Названье быстро получил, в честь своего творца.
И гильотина на ура, при одобрении двора,
Была испробована мной, у старого дворца.

Король был свергнут, отрешён, в тюрьму с семьёю помещён,
Марат друг гильотины стал и прочего всего.
Рубили головы весь день, и он ходил, как смерти тень,
Везде струилась кровь рекой, где видели его.

Но вот однажды привели, ко мне графиню Дюбарри,
Гадал я, то ли это сон, а то ли наяву.
Я знал, что встречу её вновь, и вспомнил прежнюю любовь,
Судьба устроила курьёз - на плахе рандеву.

Вы не поверите, а зря, она дошла до короля,
И сердцем правила его и сердцем всей страны.
Из роскоши, шагнув ко мне, оставшись вновь наедине,
На эшафоте  с нею мы, теперь опять равны.

Я с места казни наблюдал, как бешено народ орал,
Глазея, лакомились тем, как головы летят.
Ещё до казни Дюбарри, с собой я заключил пари,
Все те, на казнь кто посылал, ко мне же прилетят.

Двадцатого же января, приговорили короля,
Он на меня смотрел в упор, без ужаса в глазах.
Видать, он знал уже тогда, и мог представить без труда,
Что перевесит мой топор, на жизненных весах.

Он прокричал лишь пару слов, что их король на всё готов,
Что умирает за народ, пощады не прося.
Я словно осознав вину, не мог смотреть в глаза ему,
Заскрежетала гильотина, голову снося.

А после казни короля, народ безумствовал три дня,
У них теперь была потребность, в чьей-нибудь крови.
Я понял, что моя рука, убьёт не всех, наверняка,
Но будут горы у дворца, смертельных, визави.

И странно, кто вчера решал и приговоры оглашал,
Сегодня шли ко мне толпой, на главный эшафот.
Они подумать не могли, сгорели словно мотыли,
А их губителей уже, на завтра ждёт эскорт.

Как прав был журналист Горза, он перед смертью мне сказал,
Что мы хотели ниспровергнуть, только короля.
А получилось, с горяча, воздвигнуть царство палача,
Твоё, Сансон, что ж, веселись, ты начинал с нуля.

Когда казнил я короля, понятен шаг был для меня,
Но королеву то за что, отдали палачу.
Их было не остановить, им всё равно, чью кровь пролить,
Я это больше понимать, поверьте, не хочу.

Настал тот день, я ждал его, я предсказал его давно,
Мне Робеспьер прислал на казнь соратников своих.
Они дошли до той черты, где можно было жечь мосты,
И я не скрою, что был рад, разлаженности их.

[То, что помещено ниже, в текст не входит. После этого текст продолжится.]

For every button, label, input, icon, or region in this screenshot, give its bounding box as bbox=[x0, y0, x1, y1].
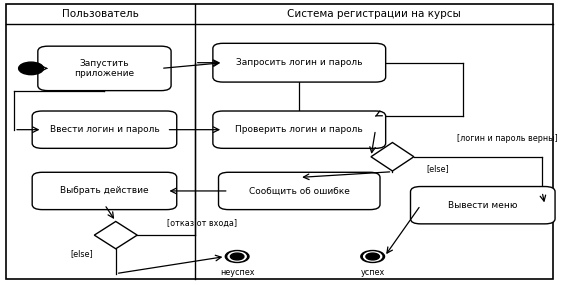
Text: [отказ от входа]: [отказ от входа] bbox=[166, 219, 237, 228]
Circle shape bbox=[366, 253, 379, 260]
Circle shape bbox=[225, 251, 249, 262]
Text: Пользователь: Пользователь bbox=[62, 9, 139, 19]
Text: [логин и пароль верны]: [логин и пароль верны] bbox=[458, 134, 558, 143]
Polygon shape bbox=[371, 142, 414, 171]
Circle shape bbox=[361, 251, 385, 262]
Text: Запросить логин и пароль: Запросить логин и пароль bbox=[236, 58, 362, 67]
Text: [else]: [else] bbox=[71, 249, 93, 258]
Text: Запустить
приложение: Запустить приложение bbox=[74, 59, 135, 78]
Text: Система регистрации на курсы: Система регистрации на курсы bbox=[287, 9, 461, 19]
FancyBboxPatch shape bbox=[213, 43, 386, 82]
Circle shape bbox=[230, 253, 244, 260]
Text: Вывести меню: Вывести меню bbox=[448, 201, 517, 210]
FancyBboxPatch shape bbox=[213, 111, 386, 148]
Text: [else]: [else] bbox=[426, 164, 449, 173]
Text: успех: успех bbox=[361, 268, 385, 277]
FancyBboxPatch shape bbox=[411, 186, 555, 224]
Text: Сообщить об ошибке: Сообщить об ошибке bbox=[249, 186, 350, 196]
Text: неуспех: неуспех bbox=[220, 268, 255, 277]
FancyBboxPatch shape bbox=[32, 111, 177, 148]
Polygon shape bbox=[95, 221, 137, 249]
Circle shape bbox=[19, 62, 44, 75]
Text: Ввести логин и пароль: Ввести логин и пароль bbox=[49, 125, 160, 134]
Text: Проверить логин и пароль: Проверить логин и пароль bbox=[235, 125, 363, 134]
Circle shape bbox=[228, 252, 246, 261]
FancyBboxPatch shape bbox=[38, 46, 171, 91]
Circle shape bbox=[364, 252, 382, 261]
Text: Выбрать действие: Выбрать действие bbox=[60, 186, 149, 196]
FancyBboxPatch shape bbox=[32, 172, 177, 210]
FancyBboxPatch shape bbox=[219, 172, 380, 210]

Луве, помощник старший мой, глядя, как кровь бежит рекой,
Повесился, не пережив, жестокостей таких.
Меня тревожило одно, за сына жгло моё нутро,
Ведь он давно уже ходил в помощниках моих.

Однажды в парке я гулял, в нём Робеспьера повстречал,
Узнав меня, он побледнел, скрывая дикий страх.
Наверно понял, мой топор - его ближайший приговор,
Я тот же ужас увидал, в испуганных глазах.

Да, страх его не обманул, он знал от куда ветер дул,
Разбойниками тех назвал, кто предавал его.
Действительно, от всех друзей, которых он убил, злодей,
Остались только подлецы, и больше никого.

Что ж, я мечтал о временах, когда народ забудет страх,
Когда все споры разрешат, по праву, не мечём.
А вышло всё наоборот, совсем запутался народ,
Теперь за честь считают все, знакомство с палачом.

Я возвращаюсь вновь к перу, пишу и скорой кары жду,
Меня пугает скрип любой, металла об металл.
Но я палач, молюсь за вас, чтоб казней не было у нас,
Ведь должность страшную свою, я сыну передал.